OPEC's earnings to surge with a weaker dollar
OPEC's export earnings are expected to jump by a third, or US$177 billion (Dh650.06bn) this year, according to the latest figures from a US government agency.
Crude oil is just one of several commodities to have rallied in the face of slow global growth, partly driven by the decline in the value of the dollar and expectations of growing inflation. These factors make assets such as oil, gold, cotton and sugar more attractive to investors, since they become cheaper in other currencies and are believed to provide protection against rising prices.
OPEC earned $613bn in the first 10 months of this year, against $452bn a year earlier and is already far above its total earnings last year of $570bn, according to the Energy Information Administration (EIA). Net oil export revenues are projected to end the year higher at $748bn, equivalent to a jump of $177bn on last year, the figures showed.
Oil traded at two-year highs this month, hitting $87.22 per barrel. Barclays Capital has forecast that oil prices will reach $90 before the year is out and top $100 per barrel next year.
In Abu Dhabi, which is expected to export about 700 million barrels of oil this year, higher prices translate into about $9bn of extra cash.
The EIA also raised its estimate for OPEC's oil income next year to $840bn, from a previous forecast of $805bn.
"Overall it's a win-win situation and I expect OPEC revenues to go higher compared to last year," said John Sfakianakis, the chief economist at Banque Saudi Fransi. "My view is that the dollar will continue to strengthen in coming weeks and break the $1.30 barrier against the euro in 2011, which will give a boost to the confidence in the region."
Gold has also benefited from the shift in speculative capital into commodities. It rallied to an all-time nominal high of $1,424.10 a troy ounce this month before slipping to $1,337.10 an ounce this week.
"Gold has gone up significantly because it is seen as a safe haven in times of dollar volatility," said Eric Hasham, the chief executive of the Dubai Gold and Commodities Exchange.
Gold volumes on the Dubai exchange have doubled so far this year, reaching 4 tonnes a day from 2 tonnes a day at the start of the year.
"The more movement in the price [of a commodity], the more volume activity from investors and the more liquid we become, which makes us more successful," said Mr Hasham.
Elsewhere, precious metals reached multi-year highs as investors turned to silver and palladium.
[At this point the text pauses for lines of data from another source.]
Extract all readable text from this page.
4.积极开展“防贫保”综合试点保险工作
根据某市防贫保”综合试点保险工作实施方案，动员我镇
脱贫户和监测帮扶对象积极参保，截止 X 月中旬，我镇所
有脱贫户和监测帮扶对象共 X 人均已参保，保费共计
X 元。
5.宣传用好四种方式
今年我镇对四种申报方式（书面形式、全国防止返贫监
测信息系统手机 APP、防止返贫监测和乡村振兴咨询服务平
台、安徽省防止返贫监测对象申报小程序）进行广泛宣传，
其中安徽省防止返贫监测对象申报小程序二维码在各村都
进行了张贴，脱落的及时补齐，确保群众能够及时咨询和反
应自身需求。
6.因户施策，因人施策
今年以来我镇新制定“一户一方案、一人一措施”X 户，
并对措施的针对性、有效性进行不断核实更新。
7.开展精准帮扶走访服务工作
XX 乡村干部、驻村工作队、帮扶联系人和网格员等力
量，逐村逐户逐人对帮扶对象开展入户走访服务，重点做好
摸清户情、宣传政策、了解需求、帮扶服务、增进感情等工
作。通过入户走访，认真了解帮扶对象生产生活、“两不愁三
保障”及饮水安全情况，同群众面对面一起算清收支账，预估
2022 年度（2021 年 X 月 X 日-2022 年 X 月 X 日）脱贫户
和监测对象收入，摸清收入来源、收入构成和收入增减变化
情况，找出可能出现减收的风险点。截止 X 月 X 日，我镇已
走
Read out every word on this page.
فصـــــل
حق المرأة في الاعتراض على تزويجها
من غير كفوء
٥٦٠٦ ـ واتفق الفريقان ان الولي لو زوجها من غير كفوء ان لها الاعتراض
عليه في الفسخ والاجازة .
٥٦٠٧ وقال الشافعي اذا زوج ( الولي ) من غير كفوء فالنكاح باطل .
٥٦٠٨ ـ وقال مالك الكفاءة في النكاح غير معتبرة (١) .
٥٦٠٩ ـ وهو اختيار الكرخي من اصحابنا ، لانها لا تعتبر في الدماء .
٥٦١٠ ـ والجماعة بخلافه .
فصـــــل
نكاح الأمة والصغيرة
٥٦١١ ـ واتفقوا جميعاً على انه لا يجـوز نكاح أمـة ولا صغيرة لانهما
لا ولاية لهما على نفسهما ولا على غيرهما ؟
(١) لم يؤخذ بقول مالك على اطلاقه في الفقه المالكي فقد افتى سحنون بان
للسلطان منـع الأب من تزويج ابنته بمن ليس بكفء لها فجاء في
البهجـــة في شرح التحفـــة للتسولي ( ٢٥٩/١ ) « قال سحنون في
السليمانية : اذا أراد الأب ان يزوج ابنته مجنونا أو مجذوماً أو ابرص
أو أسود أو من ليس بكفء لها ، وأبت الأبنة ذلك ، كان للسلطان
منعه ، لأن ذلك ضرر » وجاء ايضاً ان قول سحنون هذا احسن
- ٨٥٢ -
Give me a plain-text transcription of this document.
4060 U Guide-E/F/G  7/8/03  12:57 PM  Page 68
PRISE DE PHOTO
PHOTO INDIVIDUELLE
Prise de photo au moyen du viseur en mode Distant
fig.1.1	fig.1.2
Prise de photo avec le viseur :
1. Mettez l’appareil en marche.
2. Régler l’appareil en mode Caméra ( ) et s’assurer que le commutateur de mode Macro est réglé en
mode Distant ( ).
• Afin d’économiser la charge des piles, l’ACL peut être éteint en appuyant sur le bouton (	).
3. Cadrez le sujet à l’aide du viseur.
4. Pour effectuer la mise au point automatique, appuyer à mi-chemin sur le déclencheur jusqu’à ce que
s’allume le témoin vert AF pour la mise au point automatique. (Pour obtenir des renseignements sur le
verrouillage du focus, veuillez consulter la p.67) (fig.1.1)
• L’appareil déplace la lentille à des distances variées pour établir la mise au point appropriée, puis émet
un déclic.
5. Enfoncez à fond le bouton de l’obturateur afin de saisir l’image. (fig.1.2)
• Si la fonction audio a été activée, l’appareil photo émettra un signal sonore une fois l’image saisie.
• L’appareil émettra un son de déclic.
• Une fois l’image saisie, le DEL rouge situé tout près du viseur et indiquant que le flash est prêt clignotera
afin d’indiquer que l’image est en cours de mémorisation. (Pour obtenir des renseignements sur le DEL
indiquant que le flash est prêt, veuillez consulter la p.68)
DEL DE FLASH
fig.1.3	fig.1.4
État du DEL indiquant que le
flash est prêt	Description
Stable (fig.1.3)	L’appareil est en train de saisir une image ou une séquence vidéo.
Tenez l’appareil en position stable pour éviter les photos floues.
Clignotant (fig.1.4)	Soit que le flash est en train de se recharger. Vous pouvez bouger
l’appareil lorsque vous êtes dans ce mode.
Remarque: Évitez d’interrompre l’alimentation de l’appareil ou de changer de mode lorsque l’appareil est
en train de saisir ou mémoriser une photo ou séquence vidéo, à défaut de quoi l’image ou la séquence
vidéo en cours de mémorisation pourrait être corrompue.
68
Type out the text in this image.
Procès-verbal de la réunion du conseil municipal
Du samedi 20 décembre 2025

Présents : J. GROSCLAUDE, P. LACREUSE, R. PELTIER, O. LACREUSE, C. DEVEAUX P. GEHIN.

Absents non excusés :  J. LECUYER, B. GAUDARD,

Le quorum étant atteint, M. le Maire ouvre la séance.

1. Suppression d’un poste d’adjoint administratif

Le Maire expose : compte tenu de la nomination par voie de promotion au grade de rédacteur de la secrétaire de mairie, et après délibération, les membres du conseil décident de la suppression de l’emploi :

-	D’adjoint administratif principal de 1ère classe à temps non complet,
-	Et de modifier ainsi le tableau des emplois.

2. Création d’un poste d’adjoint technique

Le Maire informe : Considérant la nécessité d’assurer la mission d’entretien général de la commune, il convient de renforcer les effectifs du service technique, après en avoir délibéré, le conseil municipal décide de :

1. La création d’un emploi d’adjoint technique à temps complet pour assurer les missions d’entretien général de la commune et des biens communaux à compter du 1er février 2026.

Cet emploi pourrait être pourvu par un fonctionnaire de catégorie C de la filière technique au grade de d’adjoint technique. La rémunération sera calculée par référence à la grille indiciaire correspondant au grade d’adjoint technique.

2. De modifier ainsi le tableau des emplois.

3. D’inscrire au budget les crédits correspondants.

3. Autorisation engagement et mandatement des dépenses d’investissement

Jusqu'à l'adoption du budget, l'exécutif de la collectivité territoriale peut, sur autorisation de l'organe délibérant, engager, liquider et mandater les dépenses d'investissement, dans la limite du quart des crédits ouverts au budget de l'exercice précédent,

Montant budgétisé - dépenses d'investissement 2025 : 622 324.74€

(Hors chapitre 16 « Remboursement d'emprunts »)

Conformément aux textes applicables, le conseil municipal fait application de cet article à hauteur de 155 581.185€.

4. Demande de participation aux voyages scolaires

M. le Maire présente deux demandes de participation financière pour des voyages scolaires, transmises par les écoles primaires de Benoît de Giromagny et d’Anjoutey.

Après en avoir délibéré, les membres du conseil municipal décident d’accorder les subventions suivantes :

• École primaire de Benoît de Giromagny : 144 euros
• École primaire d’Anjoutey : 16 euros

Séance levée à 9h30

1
Silver, which is often overshadowed by gold, has been one of the best performers in the market, reaching a 30-year peak and hitting $29 per ounce during intraday trading on November 9. It slipped to $25.17 per ounce yesterday.
Silver, which is gaining more interest from investors aside from its main industrial use, has gained 49.3 per cent year to date - the second largest commodity gain after cotton.
Palladium has gained 53.9 per cent so far this year, hitting $740.50 a troy ounce at its peak on November 9.
Although this year has been volatile for agricultural commodities, soft commodities have outperformed the rest of the market. In the past month, cotton hit 15-year highs to go above $1 a pound, sugar has risen to 30-year peaks of 33.32 cents a pound and coffee also rallied, with Arabica gaining 4.4 per cent to a 13-year high of $2.20 a pound in the past month.